What gives? Well, a 2012 report found several close calls in Indonesia simply weren't reported to the ICAO. In one case, a passing jet engine caused a staircase to blow off a plane as passengers were ready to disembark. While other markets require near misses in the air to be reported, Indonesia's air traffic control authority says only some of its near misses are relayed. Overall, Asia had 84 minor incidents over five years, while Europe had 356 and North America had 145. When it came to deadly crashes, Asia had 31, compared with 12 in Europe and six in North America.
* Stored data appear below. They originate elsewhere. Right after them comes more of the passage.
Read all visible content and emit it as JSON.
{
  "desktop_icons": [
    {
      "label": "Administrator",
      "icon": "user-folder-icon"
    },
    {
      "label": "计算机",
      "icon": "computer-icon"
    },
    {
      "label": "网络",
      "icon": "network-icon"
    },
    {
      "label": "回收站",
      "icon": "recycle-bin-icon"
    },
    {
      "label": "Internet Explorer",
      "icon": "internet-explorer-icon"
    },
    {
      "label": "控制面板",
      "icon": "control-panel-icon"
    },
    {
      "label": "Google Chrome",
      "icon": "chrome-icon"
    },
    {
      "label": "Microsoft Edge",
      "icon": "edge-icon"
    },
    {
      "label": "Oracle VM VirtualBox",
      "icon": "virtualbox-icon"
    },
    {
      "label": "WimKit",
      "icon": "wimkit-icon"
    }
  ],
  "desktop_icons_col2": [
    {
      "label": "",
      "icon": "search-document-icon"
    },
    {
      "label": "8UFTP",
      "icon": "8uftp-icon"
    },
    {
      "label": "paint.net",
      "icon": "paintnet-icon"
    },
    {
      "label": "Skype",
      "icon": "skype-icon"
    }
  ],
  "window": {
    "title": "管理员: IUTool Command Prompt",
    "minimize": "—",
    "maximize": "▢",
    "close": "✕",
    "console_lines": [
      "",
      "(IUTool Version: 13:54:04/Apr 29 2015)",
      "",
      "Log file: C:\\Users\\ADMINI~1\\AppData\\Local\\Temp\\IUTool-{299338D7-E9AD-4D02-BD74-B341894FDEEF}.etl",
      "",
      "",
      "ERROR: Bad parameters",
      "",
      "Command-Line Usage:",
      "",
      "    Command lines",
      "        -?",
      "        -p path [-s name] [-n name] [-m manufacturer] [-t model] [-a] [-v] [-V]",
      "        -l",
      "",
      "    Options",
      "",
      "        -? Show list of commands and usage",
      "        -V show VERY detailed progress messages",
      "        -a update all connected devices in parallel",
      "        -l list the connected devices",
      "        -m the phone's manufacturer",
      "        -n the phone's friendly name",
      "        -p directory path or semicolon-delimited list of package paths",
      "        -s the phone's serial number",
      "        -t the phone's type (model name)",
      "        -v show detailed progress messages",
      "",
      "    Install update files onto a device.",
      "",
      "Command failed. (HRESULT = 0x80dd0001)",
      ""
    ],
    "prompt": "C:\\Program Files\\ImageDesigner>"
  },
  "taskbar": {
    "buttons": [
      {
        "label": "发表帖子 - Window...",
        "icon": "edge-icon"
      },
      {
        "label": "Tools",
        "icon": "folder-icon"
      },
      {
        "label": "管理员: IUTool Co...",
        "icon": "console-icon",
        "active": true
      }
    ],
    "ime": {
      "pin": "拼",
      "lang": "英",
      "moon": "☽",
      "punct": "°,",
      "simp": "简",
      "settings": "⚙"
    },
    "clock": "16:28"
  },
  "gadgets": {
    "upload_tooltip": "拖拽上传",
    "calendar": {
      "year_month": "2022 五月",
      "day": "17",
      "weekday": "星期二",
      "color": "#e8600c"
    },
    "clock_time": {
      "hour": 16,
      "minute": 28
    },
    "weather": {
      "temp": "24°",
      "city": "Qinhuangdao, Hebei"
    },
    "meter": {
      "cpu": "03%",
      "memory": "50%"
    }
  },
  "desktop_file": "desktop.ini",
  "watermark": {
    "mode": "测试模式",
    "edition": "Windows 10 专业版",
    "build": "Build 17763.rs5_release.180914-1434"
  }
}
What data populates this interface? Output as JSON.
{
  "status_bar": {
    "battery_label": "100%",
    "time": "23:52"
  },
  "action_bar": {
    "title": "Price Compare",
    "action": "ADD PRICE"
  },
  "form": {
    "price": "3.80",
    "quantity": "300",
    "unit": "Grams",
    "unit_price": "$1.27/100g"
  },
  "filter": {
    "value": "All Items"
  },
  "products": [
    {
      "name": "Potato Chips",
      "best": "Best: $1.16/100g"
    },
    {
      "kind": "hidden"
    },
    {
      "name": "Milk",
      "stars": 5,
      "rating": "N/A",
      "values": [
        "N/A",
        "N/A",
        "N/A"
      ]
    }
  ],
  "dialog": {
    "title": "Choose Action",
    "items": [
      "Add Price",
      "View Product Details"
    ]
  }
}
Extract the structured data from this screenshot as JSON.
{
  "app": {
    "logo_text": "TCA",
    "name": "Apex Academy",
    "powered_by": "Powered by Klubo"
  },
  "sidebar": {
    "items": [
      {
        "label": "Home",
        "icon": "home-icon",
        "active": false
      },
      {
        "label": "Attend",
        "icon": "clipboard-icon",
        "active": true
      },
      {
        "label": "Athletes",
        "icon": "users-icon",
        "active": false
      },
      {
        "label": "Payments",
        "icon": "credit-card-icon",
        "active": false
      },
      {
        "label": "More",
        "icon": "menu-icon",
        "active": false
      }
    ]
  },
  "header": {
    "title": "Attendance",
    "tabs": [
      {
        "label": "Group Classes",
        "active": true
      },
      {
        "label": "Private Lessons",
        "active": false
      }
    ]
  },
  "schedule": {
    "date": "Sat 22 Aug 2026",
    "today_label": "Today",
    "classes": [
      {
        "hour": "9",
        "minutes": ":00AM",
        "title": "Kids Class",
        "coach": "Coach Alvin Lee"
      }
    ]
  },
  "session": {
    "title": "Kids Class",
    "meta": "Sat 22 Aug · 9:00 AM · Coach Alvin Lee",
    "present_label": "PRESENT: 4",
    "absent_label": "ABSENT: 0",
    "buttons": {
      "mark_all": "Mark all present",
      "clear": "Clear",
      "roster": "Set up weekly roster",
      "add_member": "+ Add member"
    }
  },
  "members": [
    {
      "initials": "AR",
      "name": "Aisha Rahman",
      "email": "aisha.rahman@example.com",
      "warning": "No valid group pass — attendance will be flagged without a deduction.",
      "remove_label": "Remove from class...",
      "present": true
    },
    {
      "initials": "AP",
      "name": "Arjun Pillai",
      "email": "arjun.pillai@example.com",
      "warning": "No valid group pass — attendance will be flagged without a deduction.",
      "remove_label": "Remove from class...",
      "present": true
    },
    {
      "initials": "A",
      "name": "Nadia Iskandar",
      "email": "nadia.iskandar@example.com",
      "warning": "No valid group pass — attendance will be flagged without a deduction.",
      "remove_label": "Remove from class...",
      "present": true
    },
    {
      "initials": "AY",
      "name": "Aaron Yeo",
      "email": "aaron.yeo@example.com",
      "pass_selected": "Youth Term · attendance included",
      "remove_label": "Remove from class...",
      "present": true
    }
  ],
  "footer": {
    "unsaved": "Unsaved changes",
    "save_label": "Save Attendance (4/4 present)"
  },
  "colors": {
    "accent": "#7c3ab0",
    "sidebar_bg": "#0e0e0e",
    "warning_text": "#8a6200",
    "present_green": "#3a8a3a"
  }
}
The Journal suggests Asian aviation officials fear punishment if they report an incident; pilots involved in crashes, for example, have been thrown in jail. The US' confidential incident reporting system, which guarantees non-negligent employees won't be penalized by the FAA if they report incidents within 10 days, solves that issue. Though some Asian countries have adopted similar systems, few protect workers from fines or jail.